UPDATE 2, 3:59 p.m. EDT

MSNBC has reported that anabolic steroids were found in the Benoit residence.  Comments below also detail some revelations from a press conference about the Benoit tragedy, such as the bibles found near each body.

Here is some of what DrugAbuse.gov has to say about steroid abuse:

Scientific research also shows that aggression and other psychiatric side effects may result from abuse of anabolic steroids. Many users report feeling good about themselves while on anabolic steroids, but researchers report that extreme mood swings also can occur, including manic-like symptoms leading to violence. Depression often is seen when the drugs are stopped and may contribute to dependence on anabolic steroids. Researchers report also that users may suffer from paranoid jealousy, extreme irritability, delusions, and impaired judgment stemming from feelings of invincibility…

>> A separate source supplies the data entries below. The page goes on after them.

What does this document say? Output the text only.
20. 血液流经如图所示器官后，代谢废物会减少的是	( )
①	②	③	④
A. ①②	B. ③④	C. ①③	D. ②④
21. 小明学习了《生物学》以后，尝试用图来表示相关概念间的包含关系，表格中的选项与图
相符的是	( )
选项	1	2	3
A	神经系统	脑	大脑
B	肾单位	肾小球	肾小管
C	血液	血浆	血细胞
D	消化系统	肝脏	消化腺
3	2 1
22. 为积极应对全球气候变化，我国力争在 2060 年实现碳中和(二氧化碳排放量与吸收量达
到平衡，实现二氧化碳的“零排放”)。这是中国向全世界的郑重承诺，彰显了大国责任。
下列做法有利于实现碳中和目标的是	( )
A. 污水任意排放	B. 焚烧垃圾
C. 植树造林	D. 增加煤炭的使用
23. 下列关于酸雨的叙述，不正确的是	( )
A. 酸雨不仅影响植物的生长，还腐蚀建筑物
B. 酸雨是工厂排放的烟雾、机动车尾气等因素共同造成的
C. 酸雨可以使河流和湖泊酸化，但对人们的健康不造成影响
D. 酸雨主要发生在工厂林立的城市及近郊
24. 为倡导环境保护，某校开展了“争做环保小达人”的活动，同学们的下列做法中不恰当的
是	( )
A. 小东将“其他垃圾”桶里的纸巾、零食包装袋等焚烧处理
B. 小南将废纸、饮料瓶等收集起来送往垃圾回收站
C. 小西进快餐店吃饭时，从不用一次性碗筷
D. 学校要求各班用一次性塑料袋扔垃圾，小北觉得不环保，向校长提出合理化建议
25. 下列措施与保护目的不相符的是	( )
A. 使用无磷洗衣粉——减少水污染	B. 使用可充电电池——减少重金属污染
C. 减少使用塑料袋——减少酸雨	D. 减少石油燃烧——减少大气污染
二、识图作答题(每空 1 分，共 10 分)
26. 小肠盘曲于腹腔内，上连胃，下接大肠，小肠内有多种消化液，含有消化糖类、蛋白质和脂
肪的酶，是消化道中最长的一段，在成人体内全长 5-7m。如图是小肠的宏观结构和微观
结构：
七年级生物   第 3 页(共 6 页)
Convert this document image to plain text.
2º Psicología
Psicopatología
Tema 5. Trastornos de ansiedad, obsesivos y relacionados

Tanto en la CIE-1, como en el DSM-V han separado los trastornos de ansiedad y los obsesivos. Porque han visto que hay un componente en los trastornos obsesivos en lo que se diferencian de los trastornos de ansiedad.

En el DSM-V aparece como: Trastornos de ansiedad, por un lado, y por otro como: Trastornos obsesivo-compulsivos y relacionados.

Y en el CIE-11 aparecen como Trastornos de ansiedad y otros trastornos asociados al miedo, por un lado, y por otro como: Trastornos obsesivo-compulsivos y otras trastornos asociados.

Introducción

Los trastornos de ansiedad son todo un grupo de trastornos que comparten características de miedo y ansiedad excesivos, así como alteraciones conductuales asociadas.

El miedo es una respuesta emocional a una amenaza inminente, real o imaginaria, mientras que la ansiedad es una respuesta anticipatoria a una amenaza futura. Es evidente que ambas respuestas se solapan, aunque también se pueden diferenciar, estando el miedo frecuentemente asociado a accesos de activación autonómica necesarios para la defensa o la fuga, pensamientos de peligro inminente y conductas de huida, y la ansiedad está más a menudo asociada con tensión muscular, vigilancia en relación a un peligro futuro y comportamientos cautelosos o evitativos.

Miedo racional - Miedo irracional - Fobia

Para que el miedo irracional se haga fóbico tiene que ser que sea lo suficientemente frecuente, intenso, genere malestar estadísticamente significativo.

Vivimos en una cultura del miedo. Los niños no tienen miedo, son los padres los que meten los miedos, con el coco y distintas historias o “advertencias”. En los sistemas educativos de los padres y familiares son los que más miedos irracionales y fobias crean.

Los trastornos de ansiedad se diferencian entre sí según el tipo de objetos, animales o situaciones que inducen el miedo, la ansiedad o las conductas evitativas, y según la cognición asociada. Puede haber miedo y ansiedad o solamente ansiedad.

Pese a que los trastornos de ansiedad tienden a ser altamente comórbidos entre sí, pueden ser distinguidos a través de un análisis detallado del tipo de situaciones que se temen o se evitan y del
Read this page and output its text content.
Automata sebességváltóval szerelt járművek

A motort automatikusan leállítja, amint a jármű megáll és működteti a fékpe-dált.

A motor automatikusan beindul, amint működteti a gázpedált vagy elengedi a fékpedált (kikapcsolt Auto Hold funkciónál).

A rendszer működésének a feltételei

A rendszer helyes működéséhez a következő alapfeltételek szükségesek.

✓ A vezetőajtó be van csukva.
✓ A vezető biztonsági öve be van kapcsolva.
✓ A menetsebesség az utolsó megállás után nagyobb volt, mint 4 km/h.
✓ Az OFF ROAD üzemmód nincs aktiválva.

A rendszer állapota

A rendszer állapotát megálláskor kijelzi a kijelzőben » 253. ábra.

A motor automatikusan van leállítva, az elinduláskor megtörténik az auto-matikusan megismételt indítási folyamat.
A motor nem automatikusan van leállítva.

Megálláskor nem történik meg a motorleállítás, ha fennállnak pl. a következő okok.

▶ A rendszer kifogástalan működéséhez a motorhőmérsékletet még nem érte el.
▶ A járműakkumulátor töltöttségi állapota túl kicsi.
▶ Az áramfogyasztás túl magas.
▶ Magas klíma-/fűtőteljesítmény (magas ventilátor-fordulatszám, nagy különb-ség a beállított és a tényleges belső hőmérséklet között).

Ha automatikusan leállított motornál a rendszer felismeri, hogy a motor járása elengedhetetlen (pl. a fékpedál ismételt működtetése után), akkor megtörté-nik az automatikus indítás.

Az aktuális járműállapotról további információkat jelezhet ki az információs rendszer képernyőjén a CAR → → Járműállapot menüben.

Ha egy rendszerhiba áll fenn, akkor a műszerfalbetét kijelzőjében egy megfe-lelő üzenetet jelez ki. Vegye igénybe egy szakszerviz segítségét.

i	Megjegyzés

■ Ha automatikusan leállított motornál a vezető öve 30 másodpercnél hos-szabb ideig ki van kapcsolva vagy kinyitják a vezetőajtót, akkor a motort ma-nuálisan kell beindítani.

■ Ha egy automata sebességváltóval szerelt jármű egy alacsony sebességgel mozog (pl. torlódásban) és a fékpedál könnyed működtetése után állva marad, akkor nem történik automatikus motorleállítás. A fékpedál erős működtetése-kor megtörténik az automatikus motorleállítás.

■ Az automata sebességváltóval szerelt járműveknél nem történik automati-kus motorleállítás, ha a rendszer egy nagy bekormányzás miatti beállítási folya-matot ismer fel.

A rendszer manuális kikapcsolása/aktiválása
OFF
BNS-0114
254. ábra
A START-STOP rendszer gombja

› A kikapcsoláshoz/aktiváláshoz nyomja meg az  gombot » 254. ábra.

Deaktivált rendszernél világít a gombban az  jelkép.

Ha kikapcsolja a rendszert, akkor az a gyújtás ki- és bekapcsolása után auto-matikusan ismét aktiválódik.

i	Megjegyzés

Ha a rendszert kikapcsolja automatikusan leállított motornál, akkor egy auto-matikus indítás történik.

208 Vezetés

Pro wrestling, being a performing art that demands its practitioners be exceptional athletes, doesn’t seem to have the checks in place where drugs are concerned that might be found in standard sports like baseball or football.  I have to wonder if some kind of discussion along those lines will now begin in earnest within the pro wrestling community, especially if toxicological testing proves that Chris Benoit was really abusing steroids.